Briser l’image de groupe extrémiste
Avec ce programme, les Frères poursuivent plusieurs
objectifs. D’abord, rassurer l’Occident qui s’interroge sur
la position des islamistes en Egypte par rapport aux
questions de liberté et de démocratie. La récente percée des
Frères qui ont remporté 88 sièges lors des élections
législatives d’octobre 2005 avait alimenté des
interrogations en Occident et des craintes en Egypte,
notamment parmi la communauté copte. En se posant comme des
adeptes de la liberté et de la démocratie, les Frères
tentent de briser cette image de groupe extrémiste et
rétrograde. Le deuxième objectif poursuivi par les Frères
est d’embarrasser l’Etat au moment où la confrérie fait
l’objet d’une vaste campagne d’arrestation et
d’intimidation.
Liberté, acceptation du principe de la citoyenneté et de l’Etat
civil ... le programme des Frères alimente des
interrogations et soulève des suspicions.

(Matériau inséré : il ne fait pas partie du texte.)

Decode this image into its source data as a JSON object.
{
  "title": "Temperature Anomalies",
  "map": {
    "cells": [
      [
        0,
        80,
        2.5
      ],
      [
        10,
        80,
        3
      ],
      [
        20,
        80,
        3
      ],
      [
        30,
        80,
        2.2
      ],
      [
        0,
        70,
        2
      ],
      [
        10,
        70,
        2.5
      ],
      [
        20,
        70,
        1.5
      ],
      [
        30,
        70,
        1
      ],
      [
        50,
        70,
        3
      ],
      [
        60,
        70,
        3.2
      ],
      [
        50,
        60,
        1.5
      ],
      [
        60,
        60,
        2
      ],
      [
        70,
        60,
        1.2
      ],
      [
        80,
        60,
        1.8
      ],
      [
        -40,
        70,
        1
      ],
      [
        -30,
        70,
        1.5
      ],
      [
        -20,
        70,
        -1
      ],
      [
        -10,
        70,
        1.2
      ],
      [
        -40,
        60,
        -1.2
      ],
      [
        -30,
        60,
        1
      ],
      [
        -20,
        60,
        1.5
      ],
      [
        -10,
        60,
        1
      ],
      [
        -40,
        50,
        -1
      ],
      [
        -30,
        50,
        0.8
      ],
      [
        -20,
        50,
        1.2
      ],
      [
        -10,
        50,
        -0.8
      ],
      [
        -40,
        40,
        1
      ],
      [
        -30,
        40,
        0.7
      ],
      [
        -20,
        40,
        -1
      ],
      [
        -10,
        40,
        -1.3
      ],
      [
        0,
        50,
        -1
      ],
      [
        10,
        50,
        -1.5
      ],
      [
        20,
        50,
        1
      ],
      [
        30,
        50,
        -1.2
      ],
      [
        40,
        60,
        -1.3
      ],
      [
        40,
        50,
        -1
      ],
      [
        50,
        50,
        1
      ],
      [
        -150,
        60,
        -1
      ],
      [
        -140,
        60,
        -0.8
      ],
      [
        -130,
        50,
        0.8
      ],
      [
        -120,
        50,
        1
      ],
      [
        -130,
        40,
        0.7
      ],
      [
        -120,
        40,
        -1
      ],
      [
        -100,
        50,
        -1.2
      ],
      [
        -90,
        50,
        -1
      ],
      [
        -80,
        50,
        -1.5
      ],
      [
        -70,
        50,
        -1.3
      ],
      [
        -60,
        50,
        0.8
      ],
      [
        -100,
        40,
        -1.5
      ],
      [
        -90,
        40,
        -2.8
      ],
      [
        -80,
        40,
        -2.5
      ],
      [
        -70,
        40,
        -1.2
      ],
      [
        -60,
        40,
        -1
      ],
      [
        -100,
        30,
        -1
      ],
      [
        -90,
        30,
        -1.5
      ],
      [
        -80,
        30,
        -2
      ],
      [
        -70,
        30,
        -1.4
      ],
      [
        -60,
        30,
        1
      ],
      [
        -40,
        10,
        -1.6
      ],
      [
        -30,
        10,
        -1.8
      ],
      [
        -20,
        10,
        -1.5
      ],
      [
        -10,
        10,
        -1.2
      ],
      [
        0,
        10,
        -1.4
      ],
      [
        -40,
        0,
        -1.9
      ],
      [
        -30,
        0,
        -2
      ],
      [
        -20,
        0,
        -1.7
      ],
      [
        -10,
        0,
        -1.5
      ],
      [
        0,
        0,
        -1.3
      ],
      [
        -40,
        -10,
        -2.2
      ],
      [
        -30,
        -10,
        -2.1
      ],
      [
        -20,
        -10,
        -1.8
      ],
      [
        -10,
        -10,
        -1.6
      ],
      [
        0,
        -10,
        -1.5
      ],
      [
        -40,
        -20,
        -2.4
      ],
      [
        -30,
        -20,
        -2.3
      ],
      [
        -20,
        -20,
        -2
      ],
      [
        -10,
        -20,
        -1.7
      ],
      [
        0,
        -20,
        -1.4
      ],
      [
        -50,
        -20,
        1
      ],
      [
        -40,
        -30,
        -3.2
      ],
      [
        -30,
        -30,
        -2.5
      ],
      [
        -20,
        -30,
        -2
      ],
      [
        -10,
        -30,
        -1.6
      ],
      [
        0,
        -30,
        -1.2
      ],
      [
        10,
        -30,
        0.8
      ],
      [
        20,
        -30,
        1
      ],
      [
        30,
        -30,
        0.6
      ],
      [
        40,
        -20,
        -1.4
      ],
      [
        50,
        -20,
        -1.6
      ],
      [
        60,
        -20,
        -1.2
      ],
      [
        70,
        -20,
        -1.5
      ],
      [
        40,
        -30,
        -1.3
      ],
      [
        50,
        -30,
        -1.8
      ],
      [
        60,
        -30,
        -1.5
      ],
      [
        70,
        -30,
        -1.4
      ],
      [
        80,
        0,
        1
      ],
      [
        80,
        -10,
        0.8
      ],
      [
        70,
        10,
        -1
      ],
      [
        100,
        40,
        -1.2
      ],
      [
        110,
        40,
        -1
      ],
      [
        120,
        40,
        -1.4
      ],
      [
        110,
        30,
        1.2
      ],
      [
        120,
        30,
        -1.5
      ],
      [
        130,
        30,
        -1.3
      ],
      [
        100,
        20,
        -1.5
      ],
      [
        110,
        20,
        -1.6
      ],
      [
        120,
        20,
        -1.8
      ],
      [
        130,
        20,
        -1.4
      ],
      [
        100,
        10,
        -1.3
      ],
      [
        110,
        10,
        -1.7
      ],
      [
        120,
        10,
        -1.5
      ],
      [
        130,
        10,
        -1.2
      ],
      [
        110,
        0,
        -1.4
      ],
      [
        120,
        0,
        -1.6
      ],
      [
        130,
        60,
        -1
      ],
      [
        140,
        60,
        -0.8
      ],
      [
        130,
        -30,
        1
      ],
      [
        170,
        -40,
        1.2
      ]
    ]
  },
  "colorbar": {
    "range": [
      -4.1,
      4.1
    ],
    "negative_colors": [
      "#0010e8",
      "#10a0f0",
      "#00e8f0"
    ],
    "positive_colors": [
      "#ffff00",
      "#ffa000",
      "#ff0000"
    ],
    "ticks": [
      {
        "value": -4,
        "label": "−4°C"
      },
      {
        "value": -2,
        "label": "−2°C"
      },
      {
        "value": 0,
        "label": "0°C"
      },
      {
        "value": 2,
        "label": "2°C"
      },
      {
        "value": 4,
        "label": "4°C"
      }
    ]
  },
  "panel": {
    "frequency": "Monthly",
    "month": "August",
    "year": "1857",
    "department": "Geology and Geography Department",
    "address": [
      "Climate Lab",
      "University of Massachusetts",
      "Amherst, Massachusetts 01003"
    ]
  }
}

Pour certains, il
s’agit uniquement d’une manœuvre visant à attirer
l’attention des médias. « Les Frères savent parfaitement que
dans les conditions actuelles leur parti ne sera jamais
approuvé par l’Etat », analyse Amr Al-Chobaki, chercheur au
Centre d’Etudes Politiques et Stratégiques (CEPS) d’Al-Ahram.
Pour lui, les Frères n’ont pas suffisamment évolué pour
admettre des idées comme celle de l’Etat civil. « La
structure interne actuelle de la confrérie ne permet pas
d’épouser de telles idées. Si au début et au milieu des
années 1990 la confrérie a vu l’avènement d’une génération
plus ouverte à l’idée d’un Etat civil et non religieux, elle
reste dominée par l’ancienne génération dont les idées sont
très conservatrices », analyse pour sa part Nabil
Abdel-Fattah du CEPS. Selon lui, le contexte actuel au sein
de la confrérie et plus généralement en Egypte ne permet pas
de reproduire le modèle turc de parti de la Justice et du
développement issu de la mouvance islamiste. « Ce dernier a
réussi à s’intégrer dans la vie politique turque en
s’éloignant du discours religieux et en s’imposant en tant
que parti de la droite libérale loin des discours religieux.
Or, les Frères utilisent toujours la religion comme cheval
de bataille », assure Abdel-Fattah. Si la confrérie est
sérieuse en ce qui concerne la création d’un parti
politique, elle devra se débarrasser de toutes ces facettes
et cesser d’assumer tous les rôles à la fois. Dans ce cas,
elle devra changer son règlement et se restructurer. Ceci
implique une deuxième naissance de la confrérie. Les chances
de faire accréditer son parti sont quasiment nulles.